Forget the Gujarati 'snakes' (snacks) and 'takes' (tax). Or the Bengali 'brij' (breeze) and 'shit of paper' (sheet of paper). Or the south Indian spelling of banana: bee-yay-yen-yay-yen-yay. Or the Punjabi celebration of 'birdays' (birthdays), especially if they fall on 'Sacherdays' (Saturdays) and the person concerned is of good 'krakter' (character). Punjab is also famous for its 'loins' (lions) and its 'laiyers' (lawyers).
Our orthography is even more inventive. 'Child bear, sold hare' (Chilled beer, sold here) might be an exaggeration, just about. But lots of shops sell 'milk and cureds' (curds). And restaurants serve 'Chinees, Muglai and Conti' (continental) food.

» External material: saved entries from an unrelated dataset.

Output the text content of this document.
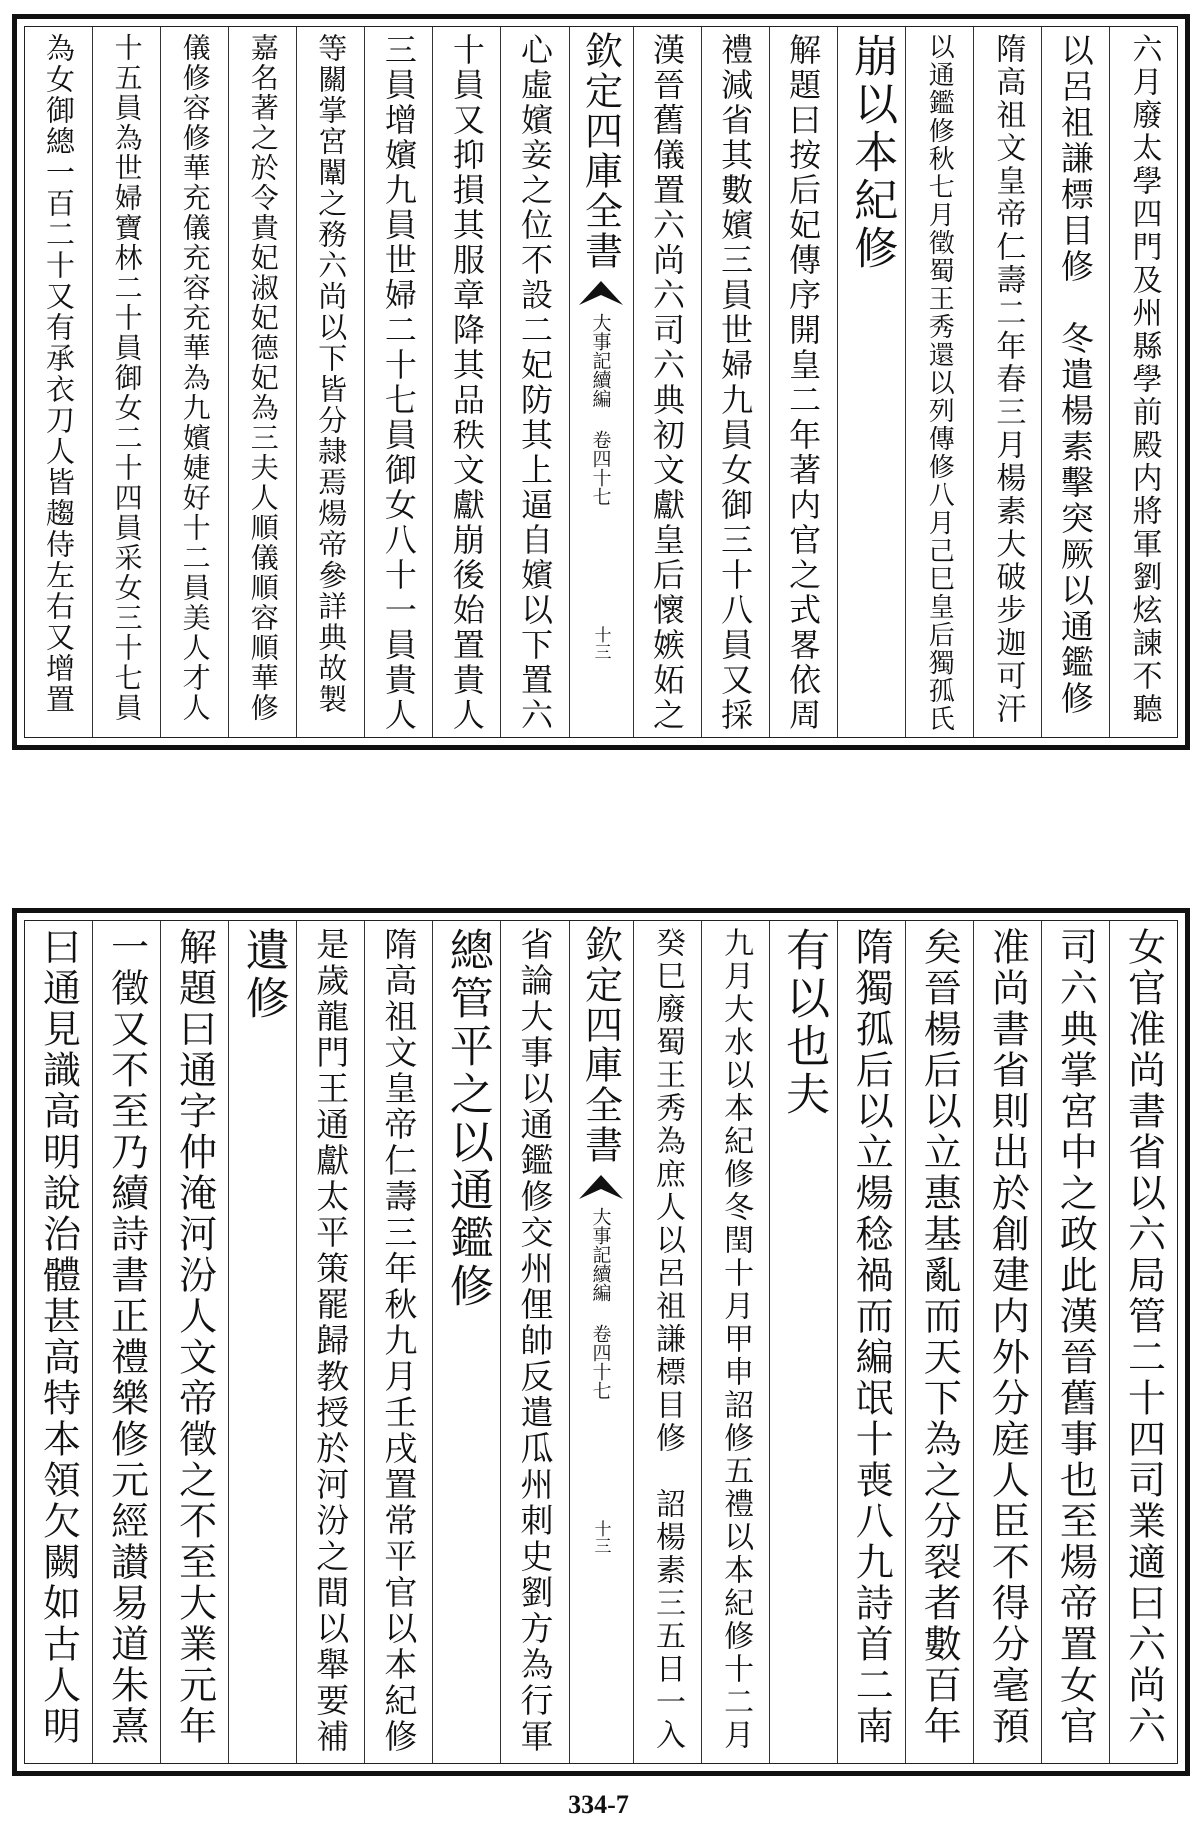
六月廢太學四門及州縣學前殿内將軍劉炫諫不聽
以呂祖謙標目修　冬遣楊素擊突厥以通鑑修
隋高祖文皇帝仁壽二年春三月楊素大破步迦可汗
以通鑑修秋七月徵蜀王秀還以列傳修八月己巳皇后獨孤氏
崩以本紀修
解題曰按后妃傳序開皇二年著内官之式畧依周
禮減省其數嬪三員世婦九員女御三十八員又採
漢晉舊儀置六尚六司六典初文獻皇后懷嫉妬之
欽定四庫全書
大事記續編 卷四十七
十三
心虛嬪妾之位不設二妃防其上逼自嬪以下置六
十員又抑損其服章降其品秩文獻崩後始置貴人
三員增嬪九員世婦二十七員御女八十一員貴人
等關掌宮闈之務六尚以下皆分隷焉煬帝參詳典故製
嘉名著之於令貴妃淑妃德妃為三夫人順儀順容順華修
儀修容修華充儀充容充華為九嬪婕好十二員美人才人
十五員為世婦寶林二十員御女二十四員采女三十七員
為女御總一百二十又有承衣刀人皆趨侍左右又增置
女官准尚書省以六局管二十四司業適曰六尚六
司六典掌宮中之政此漢晉舊事也至煬帝置女官
准尚書省則出於創建内外分庭人臣不得分毫預
矣晉楊后以立惠基亂而天下為之分裂者數百年
隋獨孤后以立煬稔禍而編氓十喪八九詩首二南
有以也夫
九月大水以本紀修冬閏十月甲申詔修五禮以本紀修十二月
癸巳廢蜀王秀為庶人以呂祖謙標目修　詔楊素三五日一入
欽定四庫全書
大事記續編 卷四十七
十三
省論大事以通鑑修交州俚帥反遣瓜州刺史劉方為行軍
總管平之以通鑑修
隋高祖文皇帝仁壽三年秋九月壬戌置常平官以本紀修
是歲龍門王通獻太平策罷歸教授於河汾之間以舉要補
遺修
解題曰通字仲淹河汾人文帝徵之不至大業元年
一徵又不至乃續詩書正禮樂修元經讃易道朱熹
曰通見識高明說治體甚高特本領欠闕如古人明
334-7
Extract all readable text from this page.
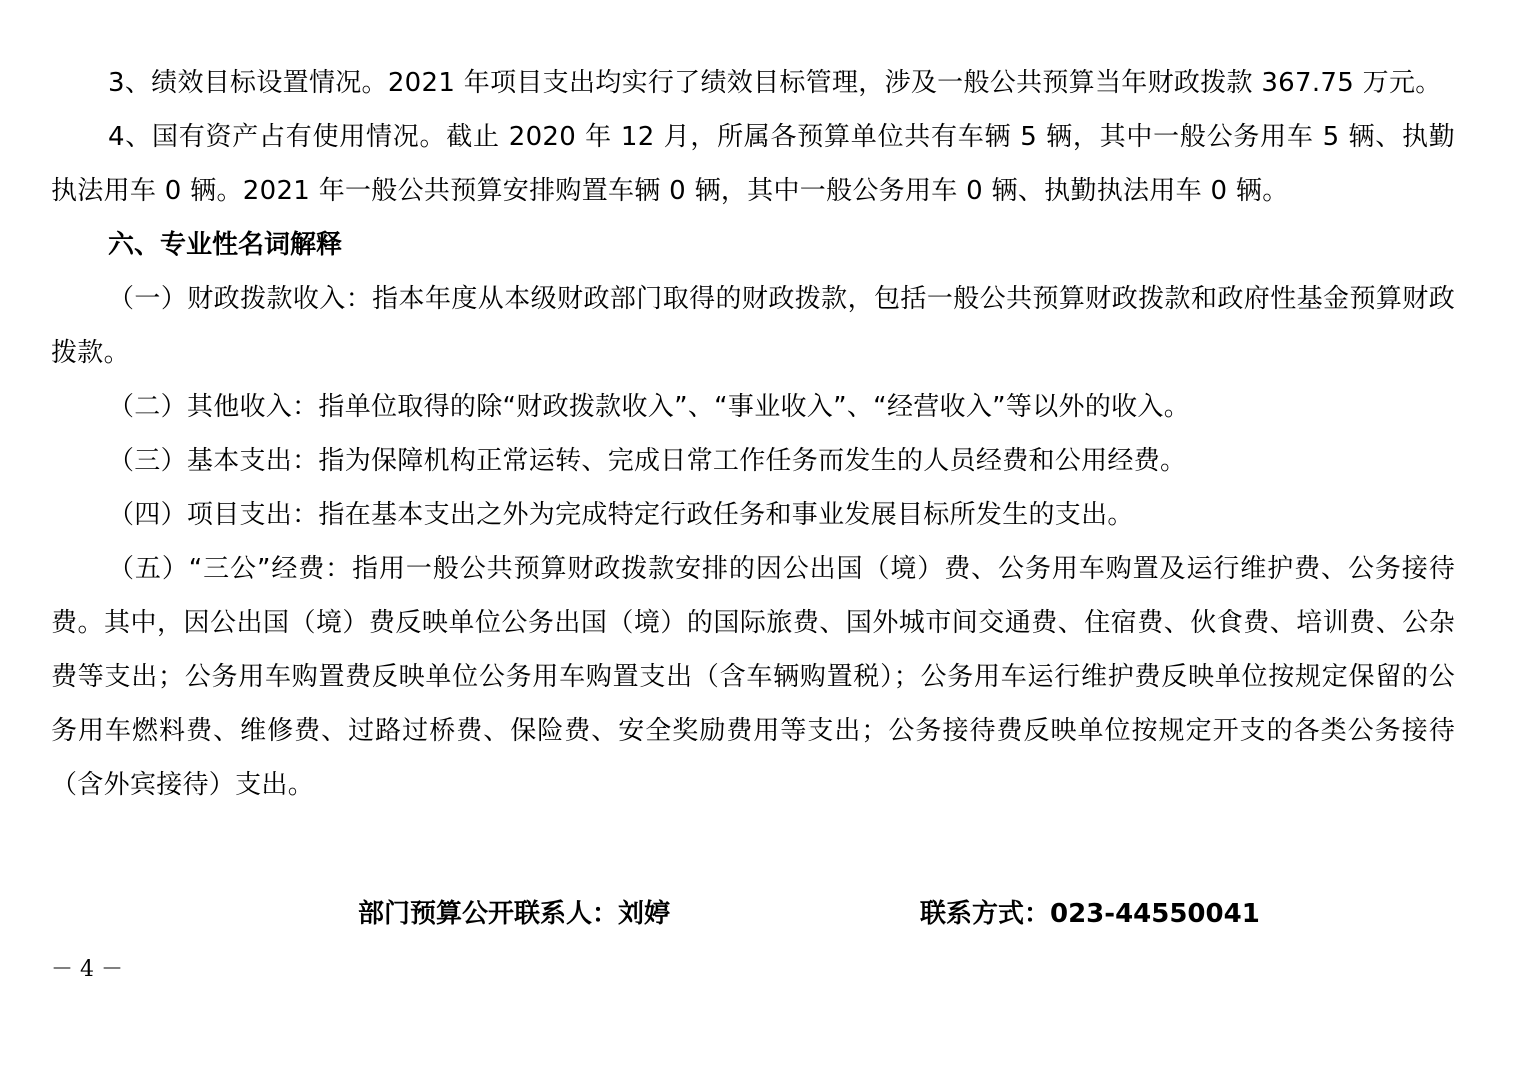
3、绩效目标设置情况。2021 年项目支出均实行了绩效目标管理，涉及一般公共预算当年财政拨款 367.75 万元。

4、国有资产占有使用情况。截止 2020 年 12 月，所属各预算单位共有车辆 5 辆，其中一般公务用车 5 辆、执勤执法用车 0 辆。2021 年一般公共预算安排购置车辆 0 辆，其中一般公务用车 0 辆、执勤执法用车 0 辆。

六、专业性名词解释

（一）财政拨款收入：指本年度从本级财政部门取得的财政拨款，包括一般公共预算财政拨款和政府性基金预算财政拨款。

（二）其他收入：指单位取得的除“财政拨款收入”、“事业收入”、“经营收入”等以外的收入。

（三）基本支出：指为保障机构正常运转、完成日常工作任务而发生的人员经费和公用经费。

（四）项目支出：指在基本支出之外为完成特定行政任务和事业发展目标所发生的支出。

（五）“三公”经费：指用一般公共预算财政拨款安排的因公出国（境）费、公务用车购置及运行维护费、公务接待费。其中，因公出国（境）费反映单位公务出国（境）的国际旅费、国外城市间交通费、住宿费、伙食费、培训费、公杂费等支出；公务用车购置费反映单位公务用车购置支出（含车辆购置税）；公务用车运行维护费反映单位按规定保留的公务用车燃料费、维修费、过路过桥费、保险费、安全奖励费用等支出；公务接待费反映单位按规定开支的各类公务接待（含外宾接待）支出。

部门预算公开联系人：刘婷	联系方式：023-44550041
－ 4 －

Many a political speech is made from a 'dias' (dais) which may or may not be 'miniscule' (minuscule).
Advertisements always proclaim 'Offer open till stocks last', never 'while stocks last'. 'Till' denotes termination (We will love each other till we die); 'while' denotes duration (We will love each other while we live). While, till? Termination, duration?
It doesn't. Like the use of the apostrophe 's', which indicates a shortened or contracted form: 'it's' for 'it is'. Technically, in the other use of 'its', as a pronoun (Its price makes the Nano a great buy), the 's' shouldn't take an apostrophe. But who cares a flying fig for technicalities. We apostrophise at will. As in our wont. Or should that be 'won't'?
Fewer and fewer of us can tell the difference between 'fewer' and 'lesser'. What's that you say? 'Fewer' should be used when we are talking in numeric, or countable, terms: Fewer people (not 'lesser' people) attended today's rally. 'Lesser' should be used in describing non-numeric quantity or magnitude: children of a lesser god; theft is a lesser crime than murder. But all of us including the TOI swap our lessers and our fewers with abandon.
We like to 'er', and generously add 'er' to words that don't need it as a suffix. So neighbour becomes a 'neighbourer', preferably a 'next-door neighbourer', to distinguish him from the neighbourer living 50 doors down the road. And forger, as in someone who forges currency notes, becomes a 'forgerer'.
We also tend to be nervous 'the'-ists: we are never quite sure when to use 'the' and when not to. For example, all of us tend to talk on phone (not 'the phone'). On the other hand, when we fly, we prefer to travel by 'the plane', rather than 'by plane', which may or may not be made by 'the Boeing'.